Currency traders are also a factor. The USD/JPY support level is keeping the dollar relatively firm, which acts as a headwind for dollar-denominated precious metals. A Fed Bowman speech later today could shift the tone - any hawkish lean would pressure silver further, while dovish signals could provide the catalyst for a more sustained recovery.
Why it matters
Silver’s 13% monthly drawdown while gold rallies 9% is one of the widest short-term performance gaps in recent memory. The gold/silver ratio at 65.3 is below its long-term average but well above the sub-50 levels that silver bulls target during full-blown precious metals rallies. In previous cycles - notably 2020 and 2011 - silver’s explosive catch-up moves only materialized after gold had consolidated and the ratio stretched beyond 80. We’re not there yet, which suggests the current divergence could widen further before it snaps back.
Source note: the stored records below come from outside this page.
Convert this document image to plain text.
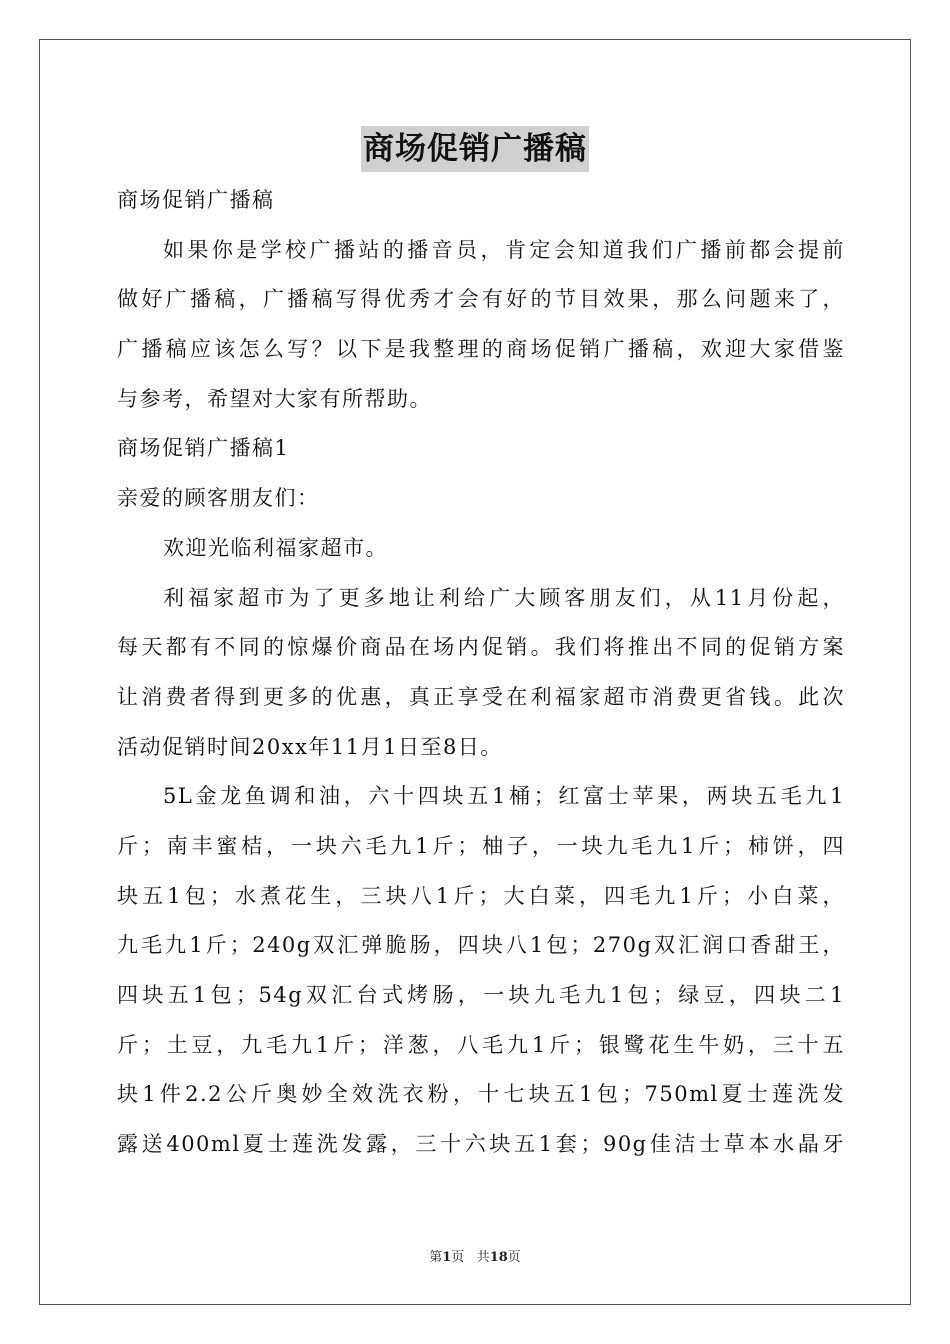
商场促销广播稿
商场促销广播稿
如果你是学校广播站的播音员，肯定会知道我们广播前都会提前
做好广播稿，广播稿写得优秀才会有好的节目效果，那么问题来了，
广播稿应该怎么写？以下是我整理的商场促销广播稿，欢迎大家借鉴
与参考，希望对大家有所帮助。
商场促销广播稿1
亲爱的顾客朋友们：
欢迎光临利福家超市。
利福家超市为了更多地让利给广大顾客朋友们，从11月份起，
每天都有不同的惊爆价商品在场内促销。我们将推出不同的促销方案
让消费者得到更多的优惠，真正享受在利福家超市消费更省钱。此次
活动促销时间20xx年11月1日至8日。
5L金龙鱼调和油，六十四块五1桶；红富士苹果，两块五毛九1
斤；南丰蜜桔，一块六毛九1斤；柚子，一块九毛九1斤；柿饼，四
块五1包；水煮花生，三块八1斤；大白菜，四毛九1斤；小白菜，
九毛九1斤；240g双汇弹脆肠，四块八1包；270g双汇润口香甜王，
四块五1包；54g双汇台式烤肠，一块九毛九1包；绿豆，四块二1
斤；土豆，九毛九1斤；洋葱，八毛九1斤；银鹭花生牛奶，三十五
块1件2.2公斤奥妙全效洗衣粉，十七块五1包；750ml夏士莲洗发
露送400ml夏士莲洗发露，三十六块五1套；90g佳洁士草本水晶牙
第1页 共18页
The FTSE 100’s strength and resilient equity markets globally also complicate the picture. If risk appetite stays elevated, silver’s industrial demand story should eventually provide support. But if the equity rally is masking underlying fragility - and the upcoming EU industrial production data could test that thesis - silver may find itself without either a safe-haven or a growth bid.
What to watch
The $74.50 level is the immediate line in the sand. A break below would open up a move toward $72, which was the January support zone. On the upside, silver needs to reclaim $78.50 - the top of today’s range - to signal any meaningful shift in momentum. Fed Governor Bowman’s speech today is worth monitoring for any rate-path signals. EU and Japanese industrial production figures releasing this week will test the global growth narrative that silver’s industrial demand depends on, and the gold/silver ratio above 68 would signal further silver weakness while a drop below 62 could mark the start of a catch-up trade. This article is for informational purposes only and does not constitute financial advice. Always do your own research before making investment decisions.